Consistency. It's easy to develop for a particular console because you know that they all have the same specs. Remove this, and developers have little reason to stay. Sure, you can upgrade your console to meet a certain performance of a game you want to play, but now developers have to develop for two different components. Considering that things like OpenGL matter incredibly as to what graphics card you are using (some graphics cards do not support the latest OpenGL) this means that developers now need to add new things to their OpenGL code specifically for the higher-end graphics cards, while also maintaining backwards compatibility. With the "vertical support" of the console being maintained indefinitely, this means that so must the code (newer GPUs, etc). Release-and-forget stops being a thing, and developers no longer have a reason to bother with consoles.
As someone who is developing with/familiar with console hardware and graphics in particular, it goes WAY beyond just this.
First and foremost: Console hardware is not general purpose PC hardware. It is custom designed, they often have hardware features which PCs or other consoles don't even have. We aren't talking just different GPU specs, we're talking 'oh hey, this device has a hardware unit built to compute this specific format of float point vectors.' For old game compatibility/emulation, some consoles have even had to physically build in redundant hardware from the previous generation because the hardware was just that unusual.
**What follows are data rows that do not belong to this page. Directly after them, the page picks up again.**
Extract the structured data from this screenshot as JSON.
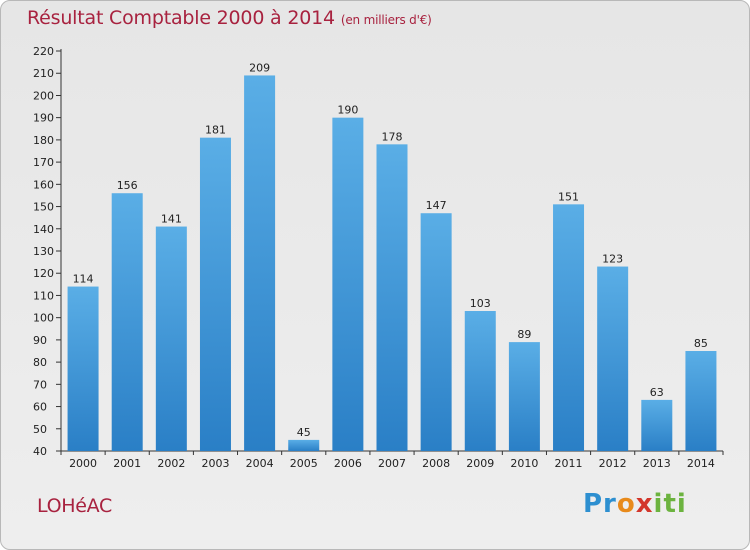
{
  "header": {
    "title": "Résultat Comptable 2000 à 2014",
    "unit": "(en milliers d'€)"
  },
  "footer": {
    "commune": "LOHéAC",
    "logo_parts": [
      "Pr",
      "o",
      "x",
      "iti"
    ]
  },
  "colors": {
    "title": "#a8223f",
    "bar_top": "#5aaee6",
    "bar_bottom": "#2a7fc6"
  },
  "chart_data": {
    "type": "bar",
    "title": "Résultat Comptable 2000 à 2014",
    "ylabel": "en milliers d'€",
    "xlabel": "",
    "categories": [
      "2000",
      "2001",
      "2002",
      "2003",
      "2004",
      "2005",
      "2006",
      "2007",
      "2008",
      "2009",
      "2010",
      "2011",
      "2012",
      "2013",
      "2014"
    ],
    "values": [
      114,
      156,
      141,
      181,
      209,
      45,
      190,
      178,
      147,
      103,
      89,
      151,
      123,
      63,
      85
    ],
    "ylim": [
      40,
      220
    ],
    "ytick_step": 10,
    "grid": false
  }
}
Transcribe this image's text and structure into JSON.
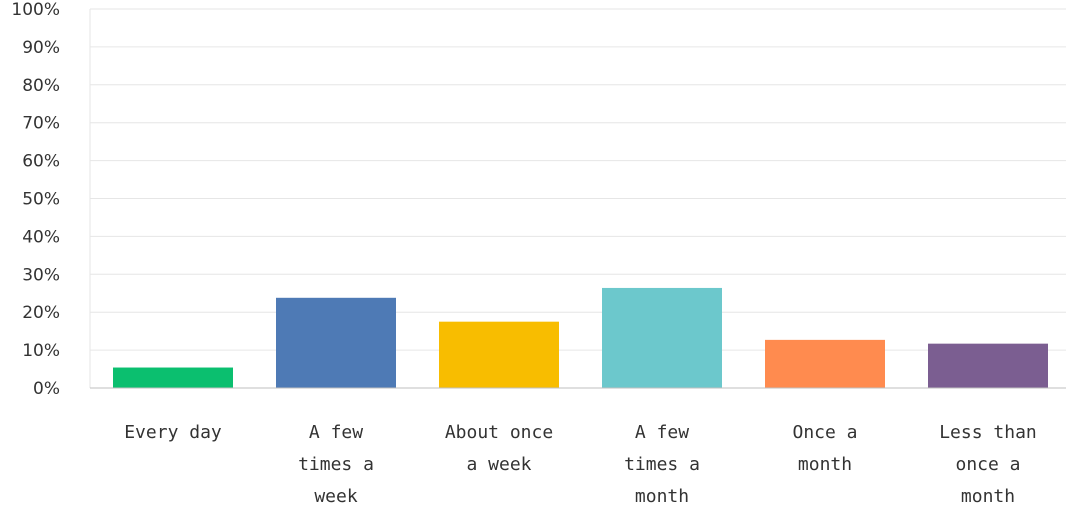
{
  "chart_data": {
    "type": "bar",
    "categories": [
      "Every day",
      "A few times a week",
      "About once a week",
      "A few times a month",
      "Once a month",
      "Less than once a month"
    ],
    "category_label_lines": [
      [
        "Every day"
      ],
      [
        "A few",
        "times a",
        "week"
      ],
      [
        "About once",
        "a week"
      ],
      [
        "A few",
        "times a",
        "month"
      ],
      [
        "Once a",
        "month"
      ],
      [
        "Less than",
        "once a",
        "month"
      ]
    ],
    "values": [
      5.4,
      23.8,
      17.5,
      26.4,
      12.7,
      11.7
    ],
    "colors": [
      "#0bbf6f",
      "#4e7ab5",
      "#f8bd00",
      "#6cc8cc",
      "#ff8b4f",
      "#7b5e91"
    ],
    "ylim": [
      0,
      100
    ],
    "yticks": [
      "0%",
      "10%",
      "20%",
      "30%",
      "40%",
      "50%",
      "60%",
      "70%",
      "80%",
      "90%",
      "100%"
    ],
    "grid": true
  }
}
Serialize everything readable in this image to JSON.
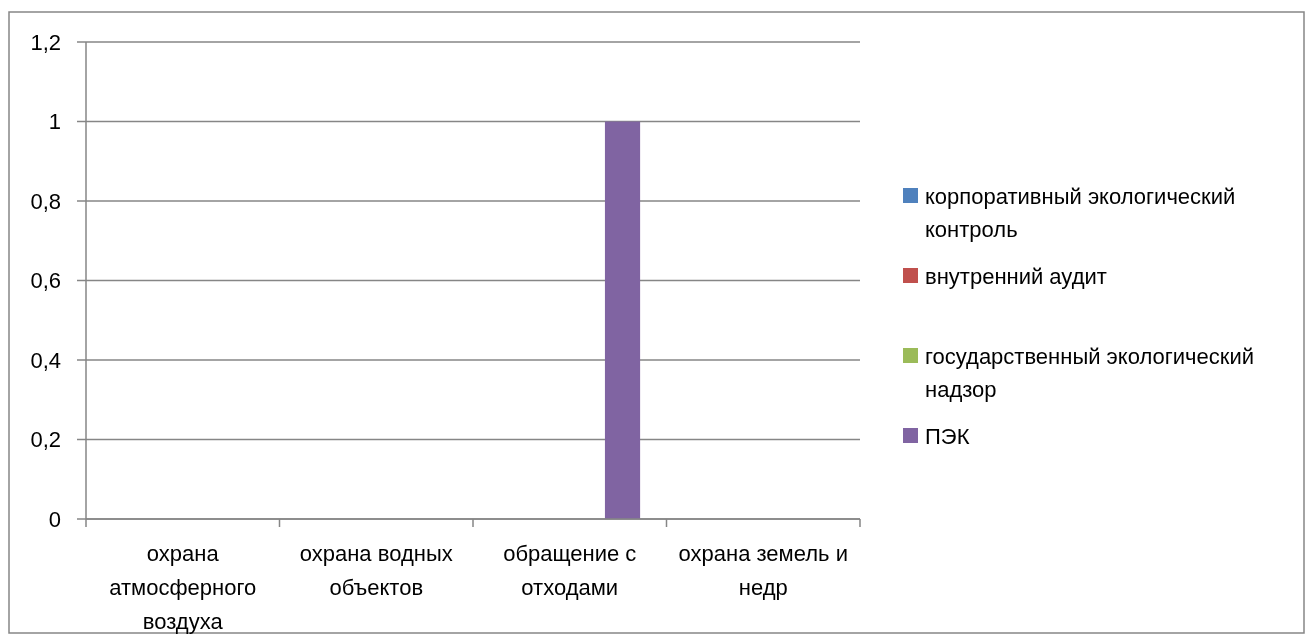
{
  "chart_data": {
    "type": "bar",
    "categories": [
      "охрана атмосферного воздуха",
      "охрана водных объектов",
      "обращение с отходами",
      "охрана земель и недр"
    ],
    "series": [
      {
        "name": "корпоративный экологический контроль",
        "color": "#4f81bd",
        "values": [
          0,
          0,
          0,
          0
        ]
      },
      {
        "name": "внутренний аудит",
        "color": "#c0504d",
        "values": [
          0,
          0,
          0,
          0
        ]
      },
      {
        "name": "государственный экологический надзор",
        "color": "#9bbb59",
        "values": [
          0,
          0,
          0,
          0
        ]
      },
      {
        "name": "ПЭК",
        "color": "#8064a2",
        "values": [
          0,
          0,
          1,
          0
        ]
      }
    ],
    "ylim": [
      0,
      1.2
    ],
    "yticks": [
      0,
      {
        "value": 0.2,
        "label": "0,2"
      },
      {
        "value": 0.4,
        "label": "0,4"
      },
      {
        "value": 0.6,
        "label": "0,6"
      },
      {
        "value": 0.8,
        "label": "0,8"
      },
      1,
      {
        "value": 1.2,
        "label": "1,2"
      }
    ],
    "grid": "y",
    "legend": "right"
  }
}
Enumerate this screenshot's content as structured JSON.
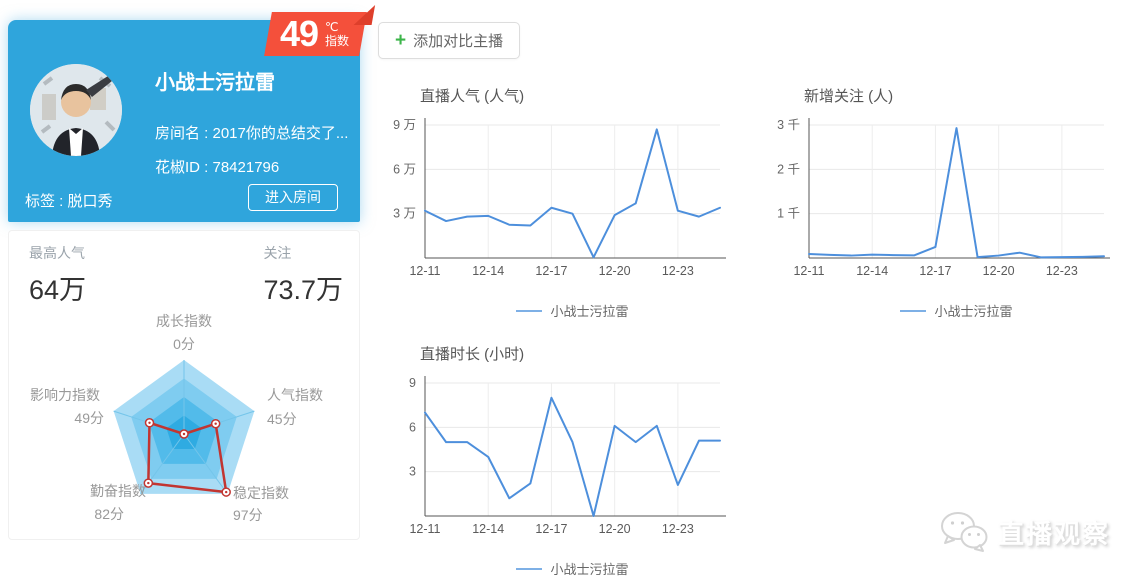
{
  "profile": {
    "badge_value": "49",
    "badge_unit": "℃",
    "badge_label": "指数",
    "name": "小战士污拉雷",
    "room": "房间名 : 2017你的总结交了...",
    "platform_id": "花椒ID : 78421796",
    "tag": "标签 : 脱口秀",
    "enter_button": "进入房间"
  },
  "stats": {
    "items": [
      {
        "label": "最高人气",
        "value": "64万"
      },
      {
        "label": "关注",
        "value": "73.7万"
      }
    ]
  },
  "toolbar": {
    "add_compare_label": "添加对比主播",
    "plus": "+"
  },
  "watermark": {
    "text": "直播观察"
  },
  "colors": {
    "card_blue": "#2FA5DC",
    "badge_red": "#F4503B",
    "line_blue": "#4D8FDC",
    "legend_blue": "#7EB0E6",
    "radar_red": "#C23531",
    "radar_rings": [
      "#A9DCF5",
      "#7FCCF0",
      "#52BBEA",
      "#2FABE2"
    ],
    "radar_spoke": "#74C5EA"
  },
  "chart_data": [
    {
      "type": "radar",
      "max": 100,
      "value_suffix": "分",
      "axes": [
        {
          "label": "成长指数",
          "value": 0
        },
        {
          "label": "人气指数",
          "value": 45
        },
        {
          "label": "稳定指数",
          "value": 97
        },
        {
          "label": "勤奋指数",
          "value": 82
        },
        {
          "label": "影响力指数",
          "value": 49
        }
      ]
    },
    {
      "type": "line",
      "title": "直播人气 (人气)",
      "unit": "万",
      "x": [
        "12-11",
        "12-12",
        "12-13",
        "12-14",
        "12-15",
        "12-16",
        "12-17",
        "12-18",
        "12-19",
        "12-20",
        "12-21",
        "12-22",
        "12-23",
        "12-24",
        "12-25"
      ],
      "values": [
        3.2,
        2.5,
        2.8,
        2.85,
        2.25,
        2.2,
        3.4,
        3.0,
        0.05,
        2.9,
        3.7,
        8.7,
        3.2,
        2.8,
        3.4
      ],
      "ylim": [
        0,
        9
      ],
      "yticks": [
        {
          "value": 3,
          "label": "3 万"
        },
        {
          "value": 6,
          "label": "6 万"
        },
        {
          "value": 9,
          "label": "9 万"
        }
      ],
      "xticks": [
        "12-11",
        "12-14",
        "12-17",
        "12-20",
        "12-23"
      ],
      "grid": true,
      "legend": "小战士污拉雷",
      "legend_position": "bottom"
    },
    {
      "type": "line",
      "title": "新增关注 (人)",
      "unit": "人",
      "x": [
        "12-11",
        "12-12",
        "12-13",
        "12-14",
        "12-15",
        "12-16",
        "12-17",
        "12-18",
        "12-19",
        "12-20",
        "12-21",
        "12-22",
        "12-23",
        "12-24",
        "12-25"
      ],
      "values": [
        90,
        70,
        55,
        75,
        65,
        60,
        250,
        2930,
        20,
        55,
        120,
        15,
        20,
        25,
        40
      ],
      "ylim": [
        0,
        3000
      ],
      "yticks": [
        {
          "value": 1000,
          "label": "1 千"
        },
        {
          "value": 2000,
          "label": "2 千"
        },
        {
          "value": 3000,
          "label": "3 千"
        }
      ],
      "xticks": [
        "12-11",
        "12-14",
        "12-17",
        "12-20",
        "12-23"
      ],
      "grid": true,
      "legend": "小战士污拉雷",
      "legend_position": "bottom"
    },
    {
      "type": "line",
      "title": "直播时长 (小时)",
      "unit": "小时",
      "x": [
        "12-11",
        "12-12",
        "12-13",
        "12-14",
        "12-15",
        "12-16",
        "12-17",
        "12-18",
        "12-19",
        "12-20",
        "12-21",
        "12-22",
        "12-23",
        "12-24",
        "12-25"
      ],
      "values": [
        7,
        5,
        5,
        4,
        1.2,
        2.2,
        8,
        5,
        0,
        6.1,
        5,
        6.1,
        2.1,
        5.1,
        5.1
      ],
      "ylim": [
        0,
        9
      ],
      "yticks": [
        {
          "value": 3,
          "label": "3"
        },
        {
          "value": 6,
          "label": "6"
        },
        {
          "value": 9,
          "label": "9"
        }
      ],
      "xticks": [
        "12-11",
        "12-14",
        "12-17",
        "12-20",
        "12-23"
      ],
      "grid": true,
      "legend": "小战士污拉雷",
      "legend_position": "bottom"
    }
  ]
}
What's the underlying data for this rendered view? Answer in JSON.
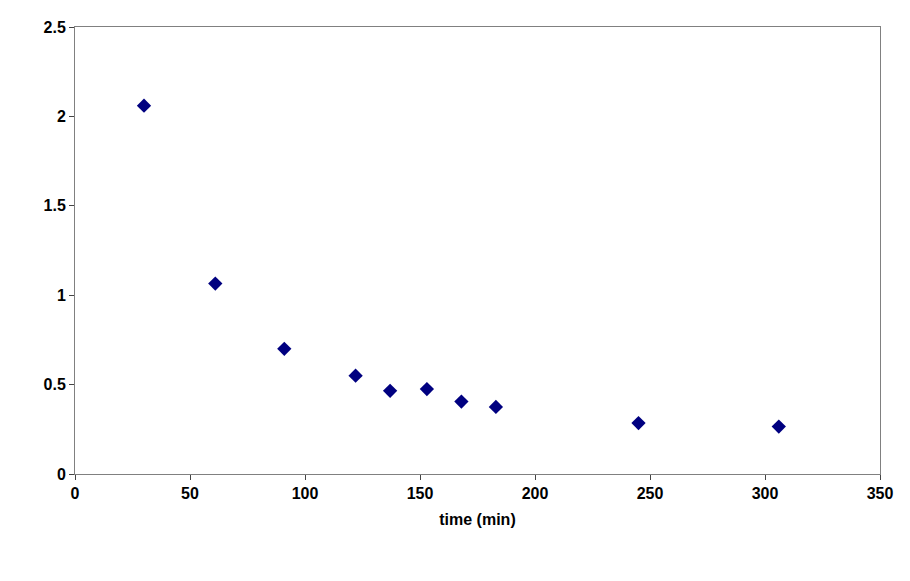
{
  "chart_data": {
    "type": "scatter",
    "x_label": "time (min)",
    "x": [
      30,
      61,
      91,
      122,
      137,
      153,
      168,
      183,
      245,
      306
    ],
    "values": [
      2.06,
      1.065,
      0.7,
      0.55,
      0.465,
      0.475,
      0.405,
      0.375,
      0.285,
      0.265
    ],
    "color": "#000080",
    "marker": "diamond",
    "xlim": [
      0,
      350
    ],
    "xticks": [
      0,
      50,
      100,
      150,
      200,
      250,
      300,
      350
    ],
    "ylim": [
      0,
      2.5
    ],
    "yticks": [
      0,
      0.5,
      1,
      1.5,
      2,
      2.5
    ],
    "grid": false
  }
}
Second: these things are generally welded together, more or less. Putting together special slots so varying hardware from varying vendors works together adds physical size, expense, and usually some performance opportunity costs.
Third: Console hardware is custom built stuff. Microsoft, Sony, and so on, have their own hardware development teams that design and build these chips from the ground up. And not just build them. Because they are custom hardware, they need custom drivers. They usually have a custom OS too. Oh, and the aforementioned specialized hardware I mentioned? Yeah, you need APIs for that too. So you have special APIs akin to OpenGL which need to be written and designed from the ground up to maximize performance for applications on your platform. And usually, they have low-level graphics APIs similar to the proposed Vulkan spec.
In short, it's damn near impossible to get out a console with one set of hardware, let alone a bunch of redundant interchangeable crap to support.
Like, look at this silliness:
https://en.wikipedia.org/wiki/PlayStation_2_hardwareNot one, but 3 different pieces of hardware for processing floating point numbers; two of those being heterogeneous vector floating point units. Then a GPU on top of that. Also 2 Synergistic Processing Units, one of those from the PS1. Shit be complex.